AISI publishes three new cold-formed steel framing research reports

The American Iron and Steel Institute (AISI) has published three new cold-formed steel framing research reports: 1) "RP15-3: Advancing Seismic Simulation of Cold-Formed Steel Framed Buildings," 2) "RP17-1: Experimental Study on System Reliability of Cold-Formed Steel Roof Trusses," and 3) "RP17-2: Monotonic and Cyclic Response of Single Shear Cold-Formed Steel-to-Steel and Sheathing-to-Steel Connections." All of the research reports are available for free download here.

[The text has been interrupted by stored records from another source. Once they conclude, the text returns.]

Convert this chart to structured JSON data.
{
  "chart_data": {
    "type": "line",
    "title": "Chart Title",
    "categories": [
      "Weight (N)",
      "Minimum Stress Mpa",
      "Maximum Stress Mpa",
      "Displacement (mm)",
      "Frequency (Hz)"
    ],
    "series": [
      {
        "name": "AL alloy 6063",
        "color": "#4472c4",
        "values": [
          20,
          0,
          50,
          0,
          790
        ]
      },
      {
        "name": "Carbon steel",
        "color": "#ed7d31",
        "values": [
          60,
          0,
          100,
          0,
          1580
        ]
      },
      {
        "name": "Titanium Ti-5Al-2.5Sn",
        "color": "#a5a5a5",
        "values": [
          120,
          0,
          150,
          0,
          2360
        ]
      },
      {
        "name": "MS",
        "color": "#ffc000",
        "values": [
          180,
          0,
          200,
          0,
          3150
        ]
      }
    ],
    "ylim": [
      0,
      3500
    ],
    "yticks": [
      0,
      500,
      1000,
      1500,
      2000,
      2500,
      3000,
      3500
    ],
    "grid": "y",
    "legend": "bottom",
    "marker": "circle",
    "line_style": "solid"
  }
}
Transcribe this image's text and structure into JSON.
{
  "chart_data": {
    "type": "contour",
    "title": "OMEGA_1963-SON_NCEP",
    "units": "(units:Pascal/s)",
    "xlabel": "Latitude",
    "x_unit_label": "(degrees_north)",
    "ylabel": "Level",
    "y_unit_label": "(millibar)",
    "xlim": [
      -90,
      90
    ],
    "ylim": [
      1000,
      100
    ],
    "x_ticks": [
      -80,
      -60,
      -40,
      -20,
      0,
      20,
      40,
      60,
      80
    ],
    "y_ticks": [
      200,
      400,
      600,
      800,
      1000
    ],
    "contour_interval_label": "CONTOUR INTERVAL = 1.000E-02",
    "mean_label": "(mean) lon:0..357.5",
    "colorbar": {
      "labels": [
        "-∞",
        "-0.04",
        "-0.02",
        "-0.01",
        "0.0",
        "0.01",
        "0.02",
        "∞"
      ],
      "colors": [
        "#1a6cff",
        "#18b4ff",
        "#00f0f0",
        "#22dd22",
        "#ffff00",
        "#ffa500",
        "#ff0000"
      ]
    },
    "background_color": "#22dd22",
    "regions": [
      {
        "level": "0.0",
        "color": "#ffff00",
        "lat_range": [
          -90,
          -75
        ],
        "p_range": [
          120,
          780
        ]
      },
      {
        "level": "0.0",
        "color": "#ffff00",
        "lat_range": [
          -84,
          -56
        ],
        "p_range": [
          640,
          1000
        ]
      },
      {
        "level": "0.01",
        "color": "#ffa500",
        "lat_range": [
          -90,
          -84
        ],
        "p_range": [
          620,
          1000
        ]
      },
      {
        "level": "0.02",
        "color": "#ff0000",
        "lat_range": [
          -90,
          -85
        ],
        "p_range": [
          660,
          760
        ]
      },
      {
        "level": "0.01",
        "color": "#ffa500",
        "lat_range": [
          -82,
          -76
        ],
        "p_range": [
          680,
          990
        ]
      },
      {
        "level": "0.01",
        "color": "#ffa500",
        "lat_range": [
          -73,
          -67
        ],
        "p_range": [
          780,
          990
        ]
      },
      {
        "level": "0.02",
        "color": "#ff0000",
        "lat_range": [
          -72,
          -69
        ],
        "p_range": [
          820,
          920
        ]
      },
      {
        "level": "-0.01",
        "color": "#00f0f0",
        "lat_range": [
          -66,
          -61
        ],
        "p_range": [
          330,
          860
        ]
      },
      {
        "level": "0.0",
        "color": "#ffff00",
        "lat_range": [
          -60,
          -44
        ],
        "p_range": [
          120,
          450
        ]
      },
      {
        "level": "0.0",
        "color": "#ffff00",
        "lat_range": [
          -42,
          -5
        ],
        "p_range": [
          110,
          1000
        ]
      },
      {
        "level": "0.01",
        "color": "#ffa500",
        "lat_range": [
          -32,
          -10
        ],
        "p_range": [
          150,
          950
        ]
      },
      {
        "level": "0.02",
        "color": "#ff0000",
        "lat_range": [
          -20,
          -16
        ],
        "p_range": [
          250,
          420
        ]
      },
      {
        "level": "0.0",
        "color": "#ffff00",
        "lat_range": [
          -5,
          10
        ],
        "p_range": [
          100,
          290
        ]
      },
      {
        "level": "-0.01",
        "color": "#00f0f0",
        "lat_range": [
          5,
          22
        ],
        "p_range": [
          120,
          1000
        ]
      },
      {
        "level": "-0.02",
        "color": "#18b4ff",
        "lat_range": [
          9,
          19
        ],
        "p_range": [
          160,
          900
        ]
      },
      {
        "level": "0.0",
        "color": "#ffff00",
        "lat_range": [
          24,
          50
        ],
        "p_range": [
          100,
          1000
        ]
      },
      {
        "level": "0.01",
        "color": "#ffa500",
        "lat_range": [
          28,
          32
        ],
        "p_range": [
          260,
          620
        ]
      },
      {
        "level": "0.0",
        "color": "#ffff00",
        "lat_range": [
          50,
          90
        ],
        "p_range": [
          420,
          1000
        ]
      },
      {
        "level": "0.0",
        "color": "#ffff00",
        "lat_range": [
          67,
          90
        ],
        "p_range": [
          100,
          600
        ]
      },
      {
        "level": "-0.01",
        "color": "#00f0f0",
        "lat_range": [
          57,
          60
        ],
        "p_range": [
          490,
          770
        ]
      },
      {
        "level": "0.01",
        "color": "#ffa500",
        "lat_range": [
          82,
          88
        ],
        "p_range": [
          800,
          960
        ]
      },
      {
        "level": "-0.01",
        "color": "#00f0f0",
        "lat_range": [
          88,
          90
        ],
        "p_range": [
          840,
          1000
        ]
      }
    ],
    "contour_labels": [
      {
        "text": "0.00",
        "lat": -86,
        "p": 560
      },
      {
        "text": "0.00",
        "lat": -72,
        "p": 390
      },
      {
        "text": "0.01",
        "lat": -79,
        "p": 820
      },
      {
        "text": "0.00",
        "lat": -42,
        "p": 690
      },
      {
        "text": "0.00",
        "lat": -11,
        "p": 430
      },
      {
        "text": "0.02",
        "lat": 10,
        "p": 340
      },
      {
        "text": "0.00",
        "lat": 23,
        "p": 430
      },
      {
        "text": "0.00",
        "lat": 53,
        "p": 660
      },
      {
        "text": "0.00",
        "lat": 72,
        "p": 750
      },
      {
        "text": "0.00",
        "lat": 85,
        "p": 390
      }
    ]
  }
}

Each research project was undertaken to increase knowledge of the behavior of cold-formed steel in order to advance design efficiency and ensure safety. The reports cover the following topics:

  • "RP15-3: Advancing Seismic Simulation of Cold-Formed Steel Framed Buildings" - This report advances performance-based seismic design of cold-formed steel framed buildings by introducing computationally efficient and accurate modeling tools that predict the behavior of the building, the individual cold-formed steel components, and connections in a seismic event. The research was conducted at Virginia Tech.
  • "RP17-1: Experimental Study on System Reliability of Cold-Formed Steel Roof Trusses" - This experimental study of cold-formed steel roof trusses is part of a project funded by the National Science Foundation, "Advancing System Reliability With Application to Light-Framed Structures." Test data are provided for examining cold-formed steel structural reliability in roof trusses as a system versus individual components. The research was conducted at the University of North Texas.
  • "RP17-2: Monotonic and Cyclic Response of Single Shear Cold-Formed Steel-to-Steel and Sheathing-to-Steel Connections" - This research project resulted in the development of load-deformation response models to simulate the performance of screw fasteners in a seismic event. Since screw fasteners are the primary connectors in light steel framing, this research provides designers with more accurate performance-based data for conducting whole building seismic analysis. The research was conducted at Virginia Tech.